A name mentioned in the passing in a recent post was Bishop Hugh MacDonald. He was born at Moeble on the southern shore of Loch Morar, Western Highlands, in 1699. He was one of the original students at the seminary on Eilean Bὰn, an island on Loch Morar, the first seminary on British soil. It was one of the victims of the destruction wrought in punishment for the 1715 Jacobite Uprising, and he became one of the original students at the new seminary at Scalan in 1716. He was one of the very few who actually fulfilled the desire of Bishop Gordon that candidates for the Priesthood would be trained completely at Scalan for ordination. He was ordained there on 18 September 1725, in the very humble chapel which formed part of the original daub-and-wattle building which was situated above the Crombie Burn, above the Bishop’s Well, on the flat piece of ground which runs from the tree on the left of the photos where old stones are to be found in a small pile – remnants of the original Scalan?
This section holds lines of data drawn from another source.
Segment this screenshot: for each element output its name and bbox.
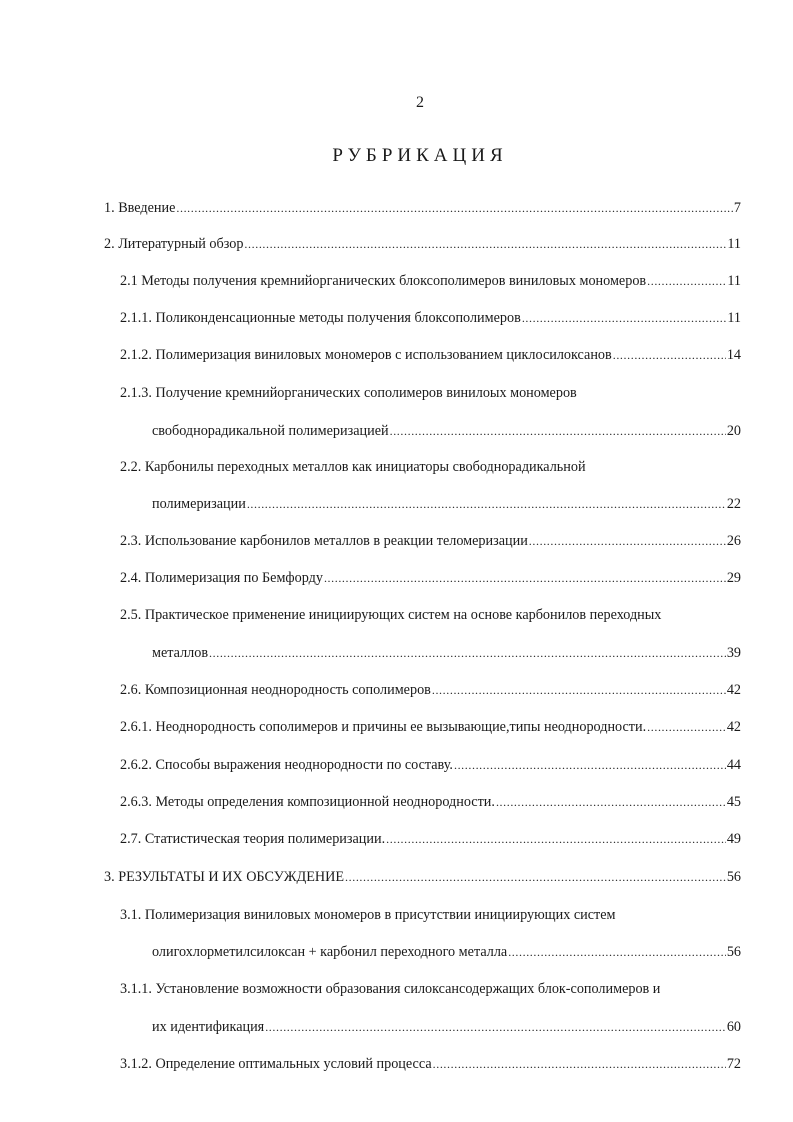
- dot-leader: [176, 199, 733, 217]
- toc-entry-text: свободнорадикальной полимеризацией: [152, 423, 389, 439]
- toc-entry-text: 2.2. Карбонилы переходных металлов как инициаторы свободнорадикальной: [120, 459, 586, 475]
- toc-entry-page: 11: [727, 273, 741, 289]
- page-number: 2: [416, 94, 424, 111]
- toc-entry-page: 45: [726, 794, 741, 810]
- toc-entry: [120, 309, 741, 327]
- dot-leader: [454, 756, 726, 774]
- toc-entry: [120, 681, 741, 699]
- toc-entry-page: 72: [726, 1056, 741, 1072]
- toc-entry-page: 22: [726, 496, 741, 512]
- toc-entry-text: 3.1. Полимеризация виниловых мономеров в присутствии инициирующих систем: [120, 907, 616, 923]
- dot-leader: [529, 532, 726, 550]
- toc-entry: [120, 569, 741, 587]
- toc-entry: [152, 495, 741, 513]
- toc-entry-page: 29: [726, 570, 741, 586]
- toc-entry: [120, 532, 741, 550]
- dot-leader: [244, 235, 726, 253]
- toc-entry-text: 2.1.2. Полимеризация виниловых мономеров с использованием циклосилоксанов: [120, 347, 612, 363]
- toc-entry-text: 2.6.3. Методы определения композиционной неоднородности.: [120, 794, 495, 810]
- toc-entry-text: 1. Введение: [104, 200, 176, 216]
- dot-leader: [433, 1055, 726, 1073]
- dot-leader: [386, 830, 726, 848]
- toc-entry-text: 2.1.3. Получение кремнийорганических сополимеров винилоых мономеров: [120, 385, 577, 401]
- toc-entry-page: 42: [726, 719, 741, 735]
- toc-entry-page: 39: [726, 645, 741, 661]
- toc-entry: [120, 793, 741, 811]
- toc-entry-text: 2.6.1. Неоднородность сополимеров и причины ее вызывающие,типы неоднородности.: [120, 719, 647, 735]
- dot-leader: [613, 346, 726, 364]
- toc-entry-page: 44: [726, 757, 741, 773]
- toc-entry: [120, 756, 741, 774]
- dot-leader: [647, 718, 726, 736]
- toc-entry: [104, 868, 741, 886]
- toc-entry: [120, 384, 577, 402]
- toc-entry-page: 42: [726, 682, 741, 698]
- toc-entry-text: 2.7. Статистическая теория полимеризации.: [120, 831, 386, 847]
- toc-entry-text: металлов: [152, 645, 209, 661]
- toc-entry-text: полимеризации: [152, 496, 246, 512]
- toc-entry: [104, 199, 741, 217]
- toc-entry: [120, 906, 616, 924]
- toc-entry-text: олигохлорметилсилоксан + карбонил переходного металла: [152, 944, 508, 960]
- toc-entry: [120, 718, 741, 736]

Hugh MacDonald was one of the “heather priests”, trained completely in Scotland, an honourable title still rightly claimed by some priests today, as opposed to the “Romans”, The “Spaniards” (sometimes the “Noble Spaniards”), or the “Frenchmen” who went to the respective colleges abroad. Your correspondent is a "noble Spaniard" but he recognises the honour due to the "heather priests".